Thanks! I'll try it and comeback here with the results

pmsfc commented 1 year ago

I'm still seeing issues with the keep alive set to true socketOptions = List(SocketOption.keepAlive(true)). I went back to the default 30 mins idle timeout on the rds proxy and after +/- 30 minutes the errors appeared.

pmsfc commented 1 year ago

We moved to Doobie, hopefully no more of these on jdbc land

TonioGela commented 10 months ago

@pmsfc

It seems to be a common enough issue that libpq has a keep alive parameter associated with it, which it sets on the underlying socket.

fs2-io does have support for the option under .keepAlive, which you can pass in during creation of the pooled session.
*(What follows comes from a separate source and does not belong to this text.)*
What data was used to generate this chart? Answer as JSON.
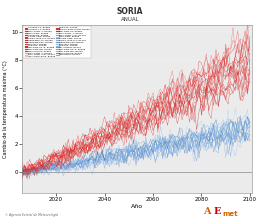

Won't this fix the issue only when the connection CAN be kept alive? At the moment, I'm experiencing it since my Postgres instance, if untouched for at least 30 minutes, gets "garbage collected" by the infrastructure, and it spins up again whenever you attempt a new query/command. In this case, the keepAlive parameter is useless, as the connection can't be kept alive (the target doesn't exist in network terms). Also, I want to point out that calling a second time the corresponding GET API that performs that postgres call ALWAYS works. Probably something useful would be having some kind of health check that (when the db is not reachable, closes the session/resource). I haven't taken a look at the source tbf, it's all theoretical.
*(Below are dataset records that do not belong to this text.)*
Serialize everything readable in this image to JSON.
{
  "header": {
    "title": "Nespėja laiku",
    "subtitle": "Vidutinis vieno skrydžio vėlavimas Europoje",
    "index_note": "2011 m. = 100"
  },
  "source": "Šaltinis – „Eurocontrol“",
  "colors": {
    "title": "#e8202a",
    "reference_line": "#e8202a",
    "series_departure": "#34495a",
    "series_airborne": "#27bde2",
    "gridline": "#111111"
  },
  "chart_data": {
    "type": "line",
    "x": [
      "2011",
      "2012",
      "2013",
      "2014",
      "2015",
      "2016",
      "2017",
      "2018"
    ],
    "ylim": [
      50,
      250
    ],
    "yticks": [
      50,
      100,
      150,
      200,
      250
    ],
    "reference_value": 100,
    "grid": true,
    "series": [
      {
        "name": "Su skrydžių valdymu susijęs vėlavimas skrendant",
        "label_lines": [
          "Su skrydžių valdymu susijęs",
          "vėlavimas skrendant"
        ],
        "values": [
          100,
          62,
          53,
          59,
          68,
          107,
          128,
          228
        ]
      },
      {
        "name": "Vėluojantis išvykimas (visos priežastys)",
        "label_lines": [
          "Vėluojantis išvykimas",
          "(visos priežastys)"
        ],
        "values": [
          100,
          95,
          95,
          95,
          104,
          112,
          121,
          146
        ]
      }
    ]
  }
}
[EDIT] The easy fix I have in place is ofc a retry that fixes this issue 99.9% of the time [EDIT 2] I've looked at the code, and Recyclers should serve this purpose, so I can't tell where the problem is coming from.

ThatScalaGuy commented 4 months ago

I encountered the issue when running my application and database in a Docker Swarm environment. After precisely 30 minutes of inactivity, connections are terminated but remain in the connection pool. Interestingly, this problem does not occur when running the application natively with the database in Docker on my development machine.

The exact point in the network stack where the connection termination occurs remains unclear. To mitigate this issue, we I implemented two potential solutions:

1. Custom Connection Pool Implementation: I developed a custom implementation of the ConnectionPool that periodically checks and validates the connections available in the pool.

2. Idle Connection Termination: A more efficient approach involves terminating idle connections after a specified period. This method is likely to be more effective and resource-friendly.